Возвращаясь к мультяшной версии людей как к добру, так и к злу, Зимбардо придерживается мнения, что у всех нас есть способность к альтруизму и жестокости. В психоаналитической истории развития ребенка первая травма ребенка – это осознание его или ее зависимости от других, и эта озабоченность развивается в ранний, но в конечном счете далеко идущий репертуар социального поведения. Среди многих достижений – способность воображать себя с другими людьми. Уязвимость уступает место идентификации (ребенок заботится о родителе, поэтому родитель будет заботиться о ребенке). Корни доброты и альтруизма лежат в этих ранних, творческих опытах с другими людьми. И наоборот, наши самые ранние призывы к жестокости проистекают из неизбежного бессилия детства. Унижение других становится решением проблемы чувства унижения. Жестокость как неудача воображения.

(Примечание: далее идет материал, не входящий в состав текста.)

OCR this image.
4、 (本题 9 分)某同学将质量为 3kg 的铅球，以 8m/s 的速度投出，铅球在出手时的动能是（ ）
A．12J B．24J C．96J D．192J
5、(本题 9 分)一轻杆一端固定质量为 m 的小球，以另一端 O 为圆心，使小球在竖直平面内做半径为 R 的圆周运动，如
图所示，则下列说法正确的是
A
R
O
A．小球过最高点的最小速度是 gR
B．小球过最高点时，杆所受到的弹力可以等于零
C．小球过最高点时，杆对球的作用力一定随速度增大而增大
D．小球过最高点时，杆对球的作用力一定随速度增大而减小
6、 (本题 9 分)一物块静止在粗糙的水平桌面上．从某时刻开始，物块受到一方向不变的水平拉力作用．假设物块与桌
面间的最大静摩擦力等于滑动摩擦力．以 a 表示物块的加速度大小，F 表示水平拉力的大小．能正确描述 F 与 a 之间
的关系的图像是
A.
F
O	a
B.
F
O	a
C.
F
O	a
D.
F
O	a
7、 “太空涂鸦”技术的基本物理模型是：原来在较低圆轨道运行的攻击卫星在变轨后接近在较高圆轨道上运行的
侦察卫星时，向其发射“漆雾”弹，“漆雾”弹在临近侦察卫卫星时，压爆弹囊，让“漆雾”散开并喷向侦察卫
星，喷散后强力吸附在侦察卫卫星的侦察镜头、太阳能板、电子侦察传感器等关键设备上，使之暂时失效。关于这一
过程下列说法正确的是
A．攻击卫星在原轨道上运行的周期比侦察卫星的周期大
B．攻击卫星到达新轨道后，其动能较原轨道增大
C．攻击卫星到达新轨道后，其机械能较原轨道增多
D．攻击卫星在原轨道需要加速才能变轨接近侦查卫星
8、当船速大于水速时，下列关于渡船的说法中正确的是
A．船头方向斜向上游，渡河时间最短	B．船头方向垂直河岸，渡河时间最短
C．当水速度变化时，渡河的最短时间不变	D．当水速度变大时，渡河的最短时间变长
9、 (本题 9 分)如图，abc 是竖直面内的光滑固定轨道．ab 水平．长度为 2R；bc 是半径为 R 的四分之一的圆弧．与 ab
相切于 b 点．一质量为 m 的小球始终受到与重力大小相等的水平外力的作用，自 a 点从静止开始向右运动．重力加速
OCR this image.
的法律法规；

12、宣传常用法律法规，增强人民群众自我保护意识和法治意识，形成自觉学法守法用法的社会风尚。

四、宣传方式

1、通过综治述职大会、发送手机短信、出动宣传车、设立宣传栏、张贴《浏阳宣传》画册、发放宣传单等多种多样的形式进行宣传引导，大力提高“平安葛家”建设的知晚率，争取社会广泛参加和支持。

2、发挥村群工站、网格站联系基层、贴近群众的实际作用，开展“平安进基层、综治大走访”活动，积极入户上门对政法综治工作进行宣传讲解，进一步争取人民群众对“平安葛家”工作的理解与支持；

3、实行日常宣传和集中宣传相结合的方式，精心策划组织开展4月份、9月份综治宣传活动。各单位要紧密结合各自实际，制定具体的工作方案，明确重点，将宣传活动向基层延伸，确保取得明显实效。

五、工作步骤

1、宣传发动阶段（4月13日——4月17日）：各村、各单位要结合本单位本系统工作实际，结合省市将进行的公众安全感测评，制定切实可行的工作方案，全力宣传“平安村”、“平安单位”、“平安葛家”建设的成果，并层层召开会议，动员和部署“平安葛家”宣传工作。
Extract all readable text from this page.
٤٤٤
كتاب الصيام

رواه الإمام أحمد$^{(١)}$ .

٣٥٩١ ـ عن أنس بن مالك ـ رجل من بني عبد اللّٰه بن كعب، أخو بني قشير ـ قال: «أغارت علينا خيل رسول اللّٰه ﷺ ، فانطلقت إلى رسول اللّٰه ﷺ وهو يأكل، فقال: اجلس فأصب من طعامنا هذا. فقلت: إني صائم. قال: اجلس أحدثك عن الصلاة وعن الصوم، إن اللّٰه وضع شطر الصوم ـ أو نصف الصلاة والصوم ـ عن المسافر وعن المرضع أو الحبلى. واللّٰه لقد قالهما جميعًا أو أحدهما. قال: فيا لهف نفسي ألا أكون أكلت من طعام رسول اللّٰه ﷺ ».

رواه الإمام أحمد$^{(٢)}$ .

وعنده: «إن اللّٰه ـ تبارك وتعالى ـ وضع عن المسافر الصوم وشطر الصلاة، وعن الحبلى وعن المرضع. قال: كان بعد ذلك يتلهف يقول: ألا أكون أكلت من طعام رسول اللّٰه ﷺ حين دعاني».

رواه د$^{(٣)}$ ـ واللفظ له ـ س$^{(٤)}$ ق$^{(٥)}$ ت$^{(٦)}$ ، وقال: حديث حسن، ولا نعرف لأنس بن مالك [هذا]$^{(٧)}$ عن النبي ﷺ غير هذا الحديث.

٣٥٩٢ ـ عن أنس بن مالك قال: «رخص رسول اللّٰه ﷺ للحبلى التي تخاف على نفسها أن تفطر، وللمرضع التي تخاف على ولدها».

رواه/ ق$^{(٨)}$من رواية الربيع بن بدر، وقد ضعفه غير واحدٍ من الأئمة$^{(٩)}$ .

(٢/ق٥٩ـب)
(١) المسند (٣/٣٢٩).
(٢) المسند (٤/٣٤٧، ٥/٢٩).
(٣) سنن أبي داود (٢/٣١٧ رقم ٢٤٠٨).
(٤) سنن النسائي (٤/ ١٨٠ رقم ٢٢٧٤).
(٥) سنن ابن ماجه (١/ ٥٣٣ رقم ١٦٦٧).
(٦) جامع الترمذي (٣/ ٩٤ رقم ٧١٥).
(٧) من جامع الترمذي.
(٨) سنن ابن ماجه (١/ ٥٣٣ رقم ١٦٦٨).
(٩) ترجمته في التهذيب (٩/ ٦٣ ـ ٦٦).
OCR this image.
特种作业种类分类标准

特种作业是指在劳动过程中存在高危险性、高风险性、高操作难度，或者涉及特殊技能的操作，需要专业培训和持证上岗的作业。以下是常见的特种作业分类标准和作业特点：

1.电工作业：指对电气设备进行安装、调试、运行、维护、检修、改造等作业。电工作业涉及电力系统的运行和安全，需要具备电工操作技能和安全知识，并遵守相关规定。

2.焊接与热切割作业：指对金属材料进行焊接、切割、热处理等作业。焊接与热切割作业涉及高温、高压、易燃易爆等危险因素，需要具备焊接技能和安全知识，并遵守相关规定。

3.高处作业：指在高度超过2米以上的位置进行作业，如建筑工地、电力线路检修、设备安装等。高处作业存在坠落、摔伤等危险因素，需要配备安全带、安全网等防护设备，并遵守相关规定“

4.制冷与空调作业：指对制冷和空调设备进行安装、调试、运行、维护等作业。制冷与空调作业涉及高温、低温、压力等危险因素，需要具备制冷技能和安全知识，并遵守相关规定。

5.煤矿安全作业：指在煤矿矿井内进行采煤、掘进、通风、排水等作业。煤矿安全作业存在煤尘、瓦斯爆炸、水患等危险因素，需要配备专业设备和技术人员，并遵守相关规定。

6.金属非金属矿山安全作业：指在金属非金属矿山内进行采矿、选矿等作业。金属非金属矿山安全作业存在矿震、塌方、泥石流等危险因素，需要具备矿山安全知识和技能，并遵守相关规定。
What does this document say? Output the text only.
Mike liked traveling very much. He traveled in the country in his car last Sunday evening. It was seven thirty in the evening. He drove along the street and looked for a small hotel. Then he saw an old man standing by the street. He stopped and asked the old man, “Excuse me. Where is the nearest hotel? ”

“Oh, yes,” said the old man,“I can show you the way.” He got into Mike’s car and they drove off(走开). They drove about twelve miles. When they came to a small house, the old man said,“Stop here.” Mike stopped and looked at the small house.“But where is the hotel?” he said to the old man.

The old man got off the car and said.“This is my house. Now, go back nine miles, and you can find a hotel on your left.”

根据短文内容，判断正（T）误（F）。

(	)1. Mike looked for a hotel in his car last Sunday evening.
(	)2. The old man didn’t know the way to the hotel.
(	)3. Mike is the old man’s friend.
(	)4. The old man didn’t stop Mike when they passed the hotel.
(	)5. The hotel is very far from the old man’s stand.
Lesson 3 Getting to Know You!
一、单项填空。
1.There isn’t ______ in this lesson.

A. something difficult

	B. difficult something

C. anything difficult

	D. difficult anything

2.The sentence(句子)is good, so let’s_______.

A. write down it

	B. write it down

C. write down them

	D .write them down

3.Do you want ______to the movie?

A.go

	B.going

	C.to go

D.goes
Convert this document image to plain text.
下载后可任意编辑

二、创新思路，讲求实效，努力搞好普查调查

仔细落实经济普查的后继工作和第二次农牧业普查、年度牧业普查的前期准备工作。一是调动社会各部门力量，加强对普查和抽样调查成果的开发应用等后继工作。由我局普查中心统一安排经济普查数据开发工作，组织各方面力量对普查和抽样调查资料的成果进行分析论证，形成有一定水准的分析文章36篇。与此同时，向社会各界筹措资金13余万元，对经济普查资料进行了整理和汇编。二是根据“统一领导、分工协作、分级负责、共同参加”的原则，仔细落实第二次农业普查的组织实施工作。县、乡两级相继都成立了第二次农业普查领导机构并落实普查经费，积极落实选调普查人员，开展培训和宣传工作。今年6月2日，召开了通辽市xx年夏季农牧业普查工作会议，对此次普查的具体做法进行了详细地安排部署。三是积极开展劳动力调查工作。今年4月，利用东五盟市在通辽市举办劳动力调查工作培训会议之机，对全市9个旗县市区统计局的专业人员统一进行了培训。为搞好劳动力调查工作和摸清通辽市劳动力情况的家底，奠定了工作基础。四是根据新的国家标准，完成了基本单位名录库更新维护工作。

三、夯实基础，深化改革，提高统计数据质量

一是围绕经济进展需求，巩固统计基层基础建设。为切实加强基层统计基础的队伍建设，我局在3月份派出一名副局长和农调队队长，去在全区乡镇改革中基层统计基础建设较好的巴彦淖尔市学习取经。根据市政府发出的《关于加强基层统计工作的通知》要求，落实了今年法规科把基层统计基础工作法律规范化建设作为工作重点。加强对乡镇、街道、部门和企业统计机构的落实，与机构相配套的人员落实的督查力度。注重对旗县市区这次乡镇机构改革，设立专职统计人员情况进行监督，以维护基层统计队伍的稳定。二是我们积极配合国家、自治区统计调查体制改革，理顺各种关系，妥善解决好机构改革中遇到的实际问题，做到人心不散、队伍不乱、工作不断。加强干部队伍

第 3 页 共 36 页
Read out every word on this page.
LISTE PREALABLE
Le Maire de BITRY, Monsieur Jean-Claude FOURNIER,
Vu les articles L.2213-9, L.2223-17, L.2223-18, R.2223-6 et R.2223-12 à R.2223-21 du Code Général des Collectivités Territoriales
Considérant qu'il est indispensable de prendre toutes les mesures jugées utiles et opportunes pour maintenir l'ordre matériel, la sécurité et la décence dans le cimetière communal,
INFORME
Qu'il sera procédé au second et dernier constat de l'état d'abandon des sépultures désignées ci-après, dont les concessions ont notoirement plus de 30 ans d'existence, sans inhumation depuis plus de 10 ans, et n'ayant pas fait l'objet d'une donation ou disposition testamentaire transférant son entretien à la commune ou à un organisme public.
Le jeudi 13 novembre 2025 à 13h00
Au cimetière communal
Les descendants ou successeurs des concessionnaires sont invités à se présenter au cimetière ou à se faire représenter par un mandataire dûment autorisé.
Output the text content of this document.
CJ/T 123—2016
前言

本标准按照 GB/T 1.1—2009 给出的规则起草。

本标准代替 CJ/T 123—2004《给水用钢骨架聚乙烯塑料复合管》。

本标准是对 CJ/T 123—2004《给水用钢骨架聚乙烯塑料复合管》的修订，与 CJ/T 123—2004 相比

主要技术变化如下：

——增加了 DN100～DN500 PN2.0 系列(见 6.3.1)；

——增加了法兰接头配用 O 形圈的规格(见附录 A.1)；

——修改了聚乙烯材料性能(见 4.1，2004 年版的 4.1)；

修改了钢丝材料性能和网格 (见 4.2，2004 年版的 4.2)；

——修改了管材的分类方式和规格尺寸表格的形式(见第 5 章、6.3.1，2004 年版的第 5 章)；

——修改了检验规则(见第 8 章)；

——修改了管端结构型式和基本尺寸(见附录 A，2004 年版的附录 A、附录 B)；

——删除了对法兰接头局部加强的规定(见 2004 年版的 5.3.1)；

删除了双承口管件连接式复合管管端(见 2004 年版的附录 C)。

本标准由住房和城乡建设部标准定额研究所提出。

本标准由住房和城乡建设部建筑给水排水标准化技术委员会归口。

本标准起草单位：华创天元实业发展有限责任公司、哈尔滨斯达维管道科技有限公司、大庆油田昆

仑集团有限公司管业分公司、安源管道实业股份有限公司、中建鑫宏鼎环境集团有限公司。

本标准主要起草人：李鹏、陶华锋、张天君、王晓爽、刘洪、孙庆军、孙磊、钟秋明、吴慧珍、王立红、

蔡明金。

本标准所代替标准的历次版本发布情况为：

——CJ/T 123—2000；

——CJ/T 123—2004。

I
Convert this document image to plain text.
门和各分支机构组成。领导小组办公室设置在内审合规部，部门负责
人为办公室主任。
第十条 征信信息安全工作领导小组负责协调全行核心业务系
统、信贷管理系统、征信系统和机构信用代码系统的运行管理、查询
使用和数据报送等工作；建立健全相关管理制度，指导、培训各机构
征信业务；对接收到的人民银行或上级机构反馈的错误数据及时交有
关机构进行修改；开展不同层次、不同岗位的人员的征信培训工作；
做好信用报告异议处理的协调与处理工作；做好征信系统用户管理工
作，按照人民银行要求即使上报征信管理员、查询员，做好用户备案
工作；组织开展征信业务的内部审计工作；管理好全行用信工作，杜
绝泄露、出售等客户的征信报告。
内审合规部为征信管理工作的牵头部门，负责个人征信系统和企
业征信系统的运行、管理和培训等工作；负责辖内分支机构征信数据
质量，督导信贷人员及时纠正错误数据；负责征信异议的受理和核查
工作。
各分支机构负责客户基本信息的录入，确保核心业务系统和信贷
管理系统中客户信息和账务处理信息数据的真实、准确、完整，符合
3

То, что Зимбардо в конечном счете заключает в своем рассказе о тюремном эксперименте, заключается в том, что мы можем создавать сопротивление и устойчивость перед лицом ситуационного давления. Хотя институты, в которых мы встроены, могут сорвать наши альтруистические и героические импульсы, мы можем прививать себя от такого давления. У Зимбардо есть своя «10-ступенчатая программа» как противоядие, противостоящее влиянию нежелательных социальных влияний. Среди его рекомендаций – прямое признание: «Я допустил ошибку!» Открытое признание ошибки уменьшает необходимость оправдывать или рационализировать ошибки. Некоторые из предложений Зимбардо больше похожи на ценности, которые следует учить и поддерживать, например «Уважать справедливую власть», но «Повстанцы против несправедливого управления». Вместо того, чтобы учить детей уважать любого, кто обладает властью, мы должны помогать им различать справедливые и несправедливые авторитетные данные. Кто заслуживает уважения и кто заслуживает критики? Конечно, преподавание такого различия не исключает развития хороших манер, вежливости и общих социальных навыков.

Эмпатия также должна играть определенную роль в том, являются ли взаимодействия принудительными или нет. В своем монументальном исследовании, посвященном упадку человеческого насилия на протяжении веков, Стивен Пинкер предполагает, что расширение грамотности, массовое производство книг и популярность романа все предшествовали крупным гуманитарным реформам 18-го века. Он выдвинул гипотезу о том, что фикция, в частности, служит своего рода технологией эмпатии. В то же время, что Каюта дяди Тома привела к отмене аболиционистских настроений в Соединенных Штатах, Оливер Твист Диккенса открывал людям глаза на жестокое обращение с детьми в британских детских домах и рабочих домах. Обитая вымышленных персонажей книги, человек видит мир с разных точек зрения и может представить множество решений сложных проблем.

Интригующе, Зимбардо не встречается как герой в Стэнфордском тюремном эксперименте, а как недоуменный школьный учитель. Если есть герои, они являются мятежными заключенными № 8612 и № 819. Оба сражаются с властью, главным образом, сопротивляясь приказам, и пытаются установить солидарность со своими товарищами-заключенными. Поднимая Арендта, Зимбардо говорит, что есть банальность героизма. Мы все герои в ожидании.